Почему Кортасар остался в старомодных шестидесятниках? Причин, видимо, несколько. Ему слишком легко подражать — писать такую же лирическую, даже сентиментальную, прозу с необязательными связками и переходами, в которую легко вплавляется все что угодно — цитаты, отсылки, адский культурный неймдроппинг, эротика, продакт-плейсмент марок вин и сигарет. Подражания выхолащивают оригинал. На модернистском Олимпе и без Кортасара тесно. Сюрреализм стал слишком общедоступен. Мода на латиноамериканцев прошла: в России, например, почти не заметили даже Роберто Боланьо. Жанры сильно специализировались и стратифицировались, хотя рассказы Кортасара попадают, например, в антологии относительно модного направленияweird, в контексте которых его аксолотль может оказаться родственником Ктулху. Что‑то изменилось в восприятии фантастического: есть научная фантастика и фэнтези, которое может быть сколь угодно сложным, но все равно Кортасар для него слишком «высокохудожественный». Кажется, вышло из моды фантастическое в том виде, в котором его собирал в своей антологии Борхес. Все, с одной стороны, устали от постмодернистских игр. С другой стороны, игра вообще получила новую и жесткую прописку — современное искусство (и часть работающего на той же территории современного театра). Все выходки в духе анонимных невротиков из «Модели для сборки», толпами приходящих рассматривать случайную картину в лондонском музее, теперь делегированы профессионалам, которые потом непременно выставят документацию акции в том же музее. Кажется, игровые практики вообще исчезли из повседневной жизни: зачем ими заниматься, если на то есть специально обученные — и люди, и спонсирующие их институции. Хочешь играть — иди в современные художники, к чему быть дилетантом? Прелесть кортасаровских персонажей в том, что они были дилетантами, игравшими для себя и друг для друга, а не для зрителя. Подразумеваемый зритель все радикально меняет.
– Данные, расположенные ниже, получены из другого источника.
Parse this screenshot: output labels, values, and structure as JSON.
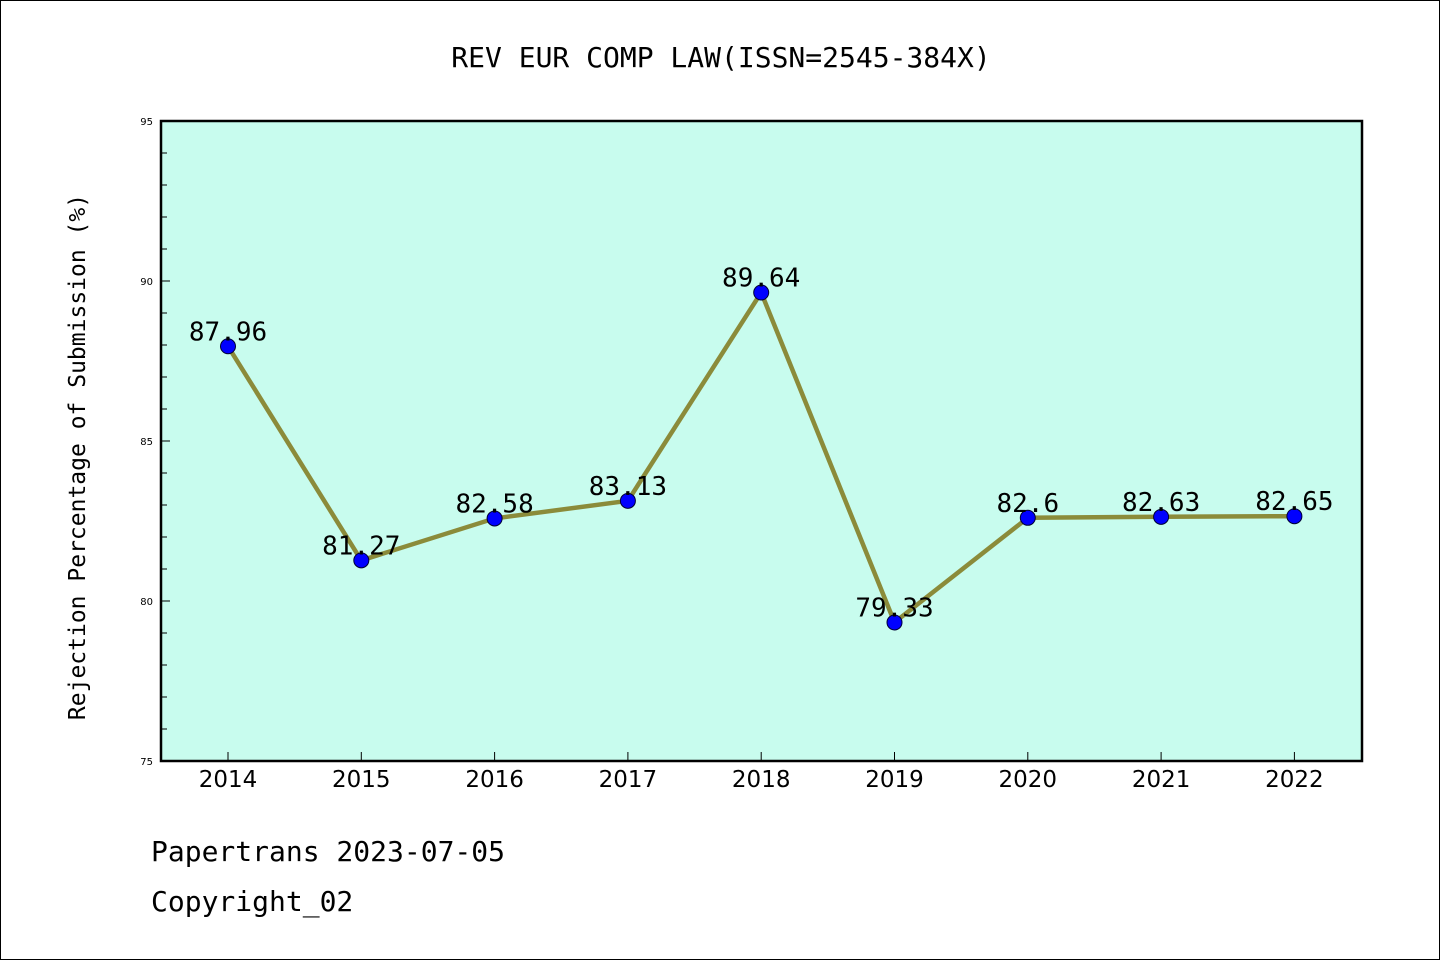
{
  "chart_data": {
    "type": "line",
    "title": "REV EUR COMP LAW(ISSN=2545-384X)",
    "ylabel": "Rejection Percentage of Submission (%)",
    "xlabel": "",
    "categories": [
      "2014",
      "2015",
      "2016",
      "2017",
      "2018",
      "2019",
      "2020",
      "2021",
      "2022"
    ],
    "values": [
      87.96,
      81.27,
      82.58,
      83.13,
      89.64,
      79.33,
      82.6,
      82.63,
      82.65
    ],
    "data_labels": [
      "87.96",
      "81.27",
      "82.58",
      "83.13",
      "89.64",
      "79.33",
      "82.6",
      "82.63",
      "82.65"
    ],
    "ylim": [
      75,
      95
    ],
    "yticks": [
      "75",
      "80",
      "85",
      "90",
      "95"
    ],
    "grid": false,
    "colors": {
      "plot_background": "#c8fcee",
      "line": "#8b8b3a",
      "marker": "#0000ff"
    }
  },
  "footer": {
    "line1": "Papertrans 2023-07-05",
    "line2": "Copyright_02"
  }
}
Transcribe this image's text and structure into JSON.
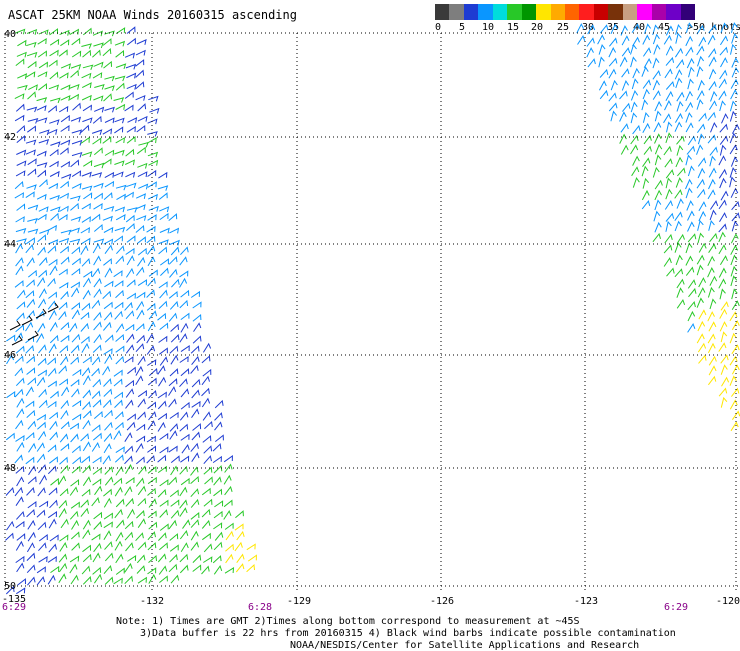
{
  "title": "ASCAT 25KM NOAA Winds 20160315 ascending",
  "legend": {
    "colors": [
      "#3a3a3a",
      "#7e7e7e",
      "#1e3cd2",
      "#0a96ff",
      "#00dcdc",
      "#28c828",
      "#009600",
      "#ffe600",
      "#ffaa00",
      "#ff6400",
      "#ff1e1e",
      "#c80000",
      "#78320a",
      "#c8a082",
      "#ff00ff",
      "#aa00aa",
      "#6e00c8",
      "#320078"
    ],
    "ticks": [
      "0",
      "5",
      "10",
      "15",
      "20",
      "25",
      "30",
      "35",
      "40",
      "45",
      ">50 knots"
    ]
  },
  "lat_labels": [
    "40",
    "42",
    "44",
    "46",
    "48",
    "50"
  ],
  "lon_labels": [
    "-132",
    "-129",
    "-126",
    "-123",
    "-120"
  ],
  "bottom_lon": "-135",
  "time_labels": [
    "6:29",
    "6:28",
    "6:29"
  ],
  "notes": {
    "line1": "Note: 1) Times are GMT 2)Times along bottom correspond to measurement at ~45S",
    "line2": "3)Data buffer is 22 hrs from 20160315 4) Black wind barbs indicate possible contamination",
    "line3": "NOAA/NESDIS/Center for Satellite Applications and Research"
  }
}
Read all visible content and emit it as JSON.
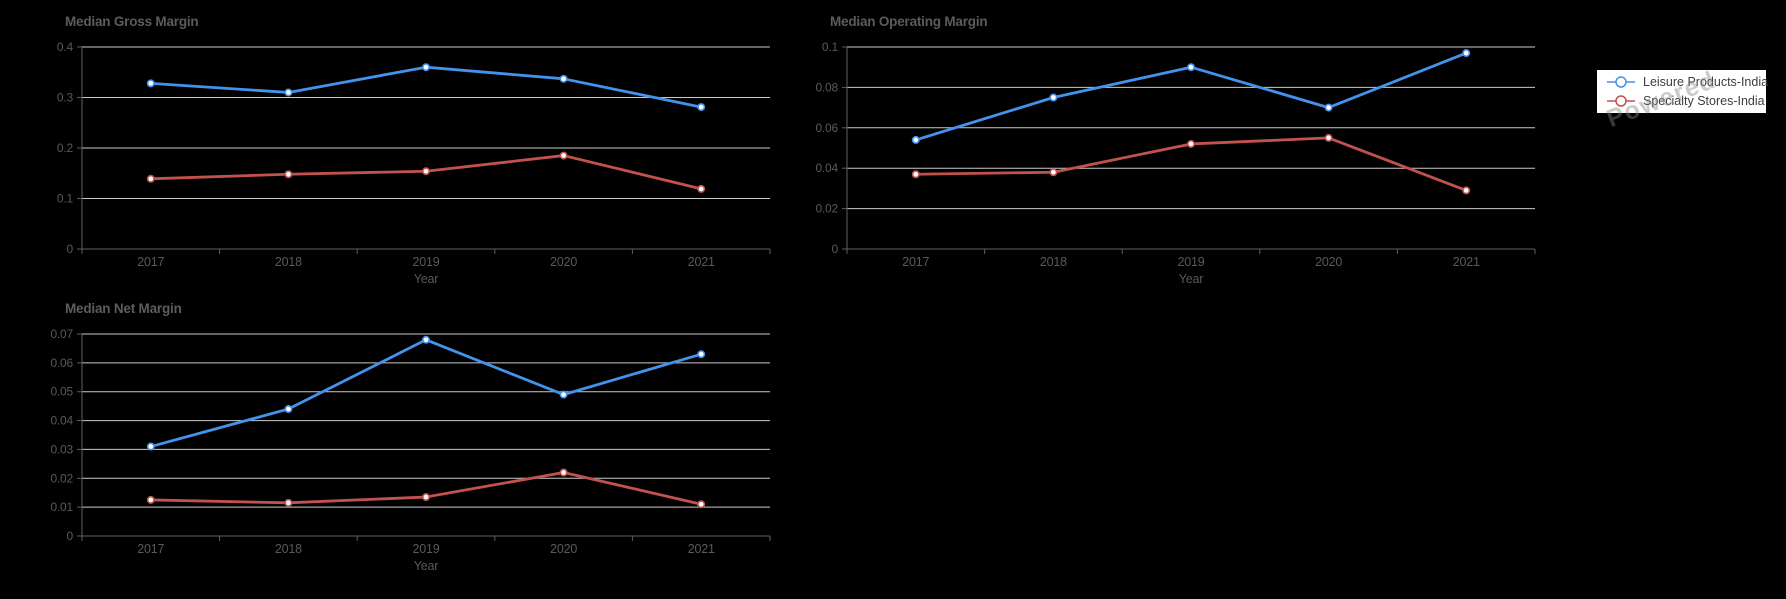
{
  "colors": {
    "background": "#000000",
    "grid": "#cacaca",
    "axis": "#5f5f5f",
    "tick_text": "#595959",
    "title_text": "#5c5c5c",
    "legend_text": "#3d3d3d",
    "legend_background": "#ffffff",
    "series_blue": "#4392EC",
    "series_red": "#C2524E",
    "marker_fill": "#ffffff"
  },
  "legend": {
    "position": "top-right",
    "items": [
      {
        "label": "Leisure Products-India",
        "color": "#4392EC",
        "marker": "open-circle-line"
      },
      {
        "label": "Specialty Stores-India",
        "color": "#C2524E",
        "marker": "open-circle-line"
      }
    ]
  },
  "watermark": {
    "text": "Powered"
  },
  "chart_data": [
    {
      "type": "line",
      "title": "Median Gross Margin",
      "xlabel": "Year",
      "ylabel": "",
      "categories": [
        "2017",
        "2018",
        "2019",
        "2020",
        "2021"
      ],
      "ylim": [
        0,
        0.4
      ],
      "yticks": [
        0,
        0.1,
        0.2,
        0.3,
        0.4
      ],
      "ytick_labels": [
        "0",
        "0.1",
        "0.2",
        "0.3",
        "0.4"
      ],
      "grid": true,
      "series": [
        {
          "name": "Leisure Products-India",
          "color": "#4392EC",
          "values": [
            0.328,
            0.31,
            0.36,
            0.337,
            0.281
          ]
        },
        {
          "name": "Specialty Stores-India",
          "color": "#C2524E",
          "values": [
            0.139,
            0.148,
            0.154,
            0.185,
            0.119
          ]
        }
      ]
    },
    {
      "type": "line",
      "title": "Median Operating Margin",
      "xlabel": "Year",
      "ylabel": "",
      "categories": [
        "2017",
        "2018",
        "2019",
        "2020",
        "2021"
      ],
      "ylim": [
        0,
        0.1
      ],
      "yticks": [
        0,
        0.02,
        0.04,
        0.06,
        0.08,
        0.1
      ],
      "ytick_labels": [
        "0",
        "0.02",
        "0.04",
        "0.06",
        "0.08",
        "0.1"
      ],
      "grid": true,
      "series": [
        {
          "name": "Leisure Products-India",
          "color": "#4392EC",
          "values": [
            0.054,
            0.075,
            0.09,
            0.07,
            0.097
          ]
        },
        {
          "name": "Specialty Stores-India",
          "color": "#C2524E",
          "values": [
            0.037,
            0.038,
            0.052,
            0.055,
            0.029
          ]
        }
      ]
    },
    {
      "type": "line",
      "title": "Median Net Margin",
      "xlabel": "Year",
      "ylabel": "",
      "categories": [
        "2017",
        "2018",
        "2019",
        "2020",
        "2021"
      ],
      "ylim": [
        0,
        0.07
      ],
      "yticks": [
        0,
        0.01,
        0.02,
        0.03,
        0.04,
        0.05,
        0.06,
        0.07
      ],
      "ytick_labels": [
        "0",
        "0.01",
        "0.02",
        "0.03",
        "0.04",
        "0.05",
        "0.06",
        "0.07"
      ],
      "grid": true,
      "series": [
        {
          "name": "Leisure Products-India",
          "color": "#4392EC",
          "values": [
            0.031,
            0.044,
            0.068,
            0.049,
            0.063
          ]
        },
        {
          "name": "Specialty Stores-India",
          "color": "#C2524E",
          "values": [
            0.0125,
            0.0115,
            0.0135,
            0.022,
            0.011
          ]
        }
      ]
    }
  ]
}
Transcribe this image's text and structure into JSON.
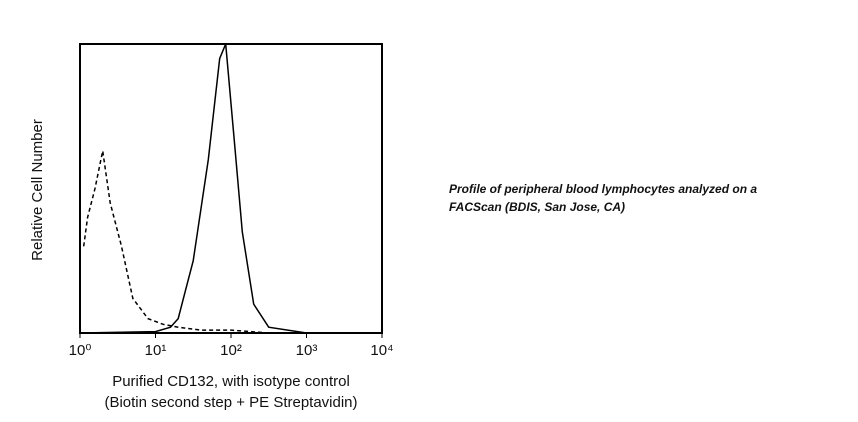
{
  "chart_data": {
    "type": "line",
    "xlabel": [
      "Purified CD132, with isotype control",
      "(Biotin second step + PE Streptavidin)"
    ],
    "ylabel": "Relative Cell Number",
    "annotation": [
      "Profile of peripheral blood lymphocytes analyzed on a",
      "FACScan (BDIS, San Jose, CA)"
    ],
    "xscale": "log",
    "xlim": [
      1,
      10000
    ],
    "xticks": [
      {
        "value": 1,
        "label": "10⁰"
      },
      {
        "value": 10,
        "label": "10¹"
      },
      {
        "value": 100,
        "label": "10²"
      },
      {
        "value": 1000,
        "label": "10³"
      },
      {
        "value": 10000,
        "label": "10⁴"
      }
    ],
    "ylim": [
      0,
      100
    ],
    "grid": false,
    "series": [
      {
        "color": "#000000",
        "linestyle": "dashed",
        "x": [
          1.12,
          1.26,
          1.58,
          2,
          2.51,
          3.55,
          5.01,
          7.94,
          12.6,
          20,
          39.8,
          100,
          316
        ],
        "values": [
          30,
          40,
          50,
          63,
          45,
          30,
          12,
          5,
          3,
          2,
          1,
          1,
          0
        ]
      },
      {
        "color": "#000000",
        "linestyle": "solid",
        "x": [
          1,
          10,
          15.8,
          20,
          25.1,
          31.6,
          50.1,
          70.8,
          85.1,
          112,
          141,
          200,
          316,
          1000
        ],
        "values": [
          0,
          0.5,
          2,
          5,
          15,
          25,
          60,
          95,
          100,
          65,
          35,
          10,
          2,
          0
        ]
      }
    ]
  }
}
Теперь литература, занятая фиксацией подобных игр, продуцирует исключительно экфрасисы — описания других произведений искусства, а не жизни, которой когда‑то так хотелось подражать…
[1] (фр. OULIPO) — цех потенциальной литературы, парижское общество, основанное в 1960 году математиком Франсуа Ле Лионне и писателем Раймоном Кено. Члены общества были склонны видеть в литературе точную науку и экспериментировали с ней соответственно.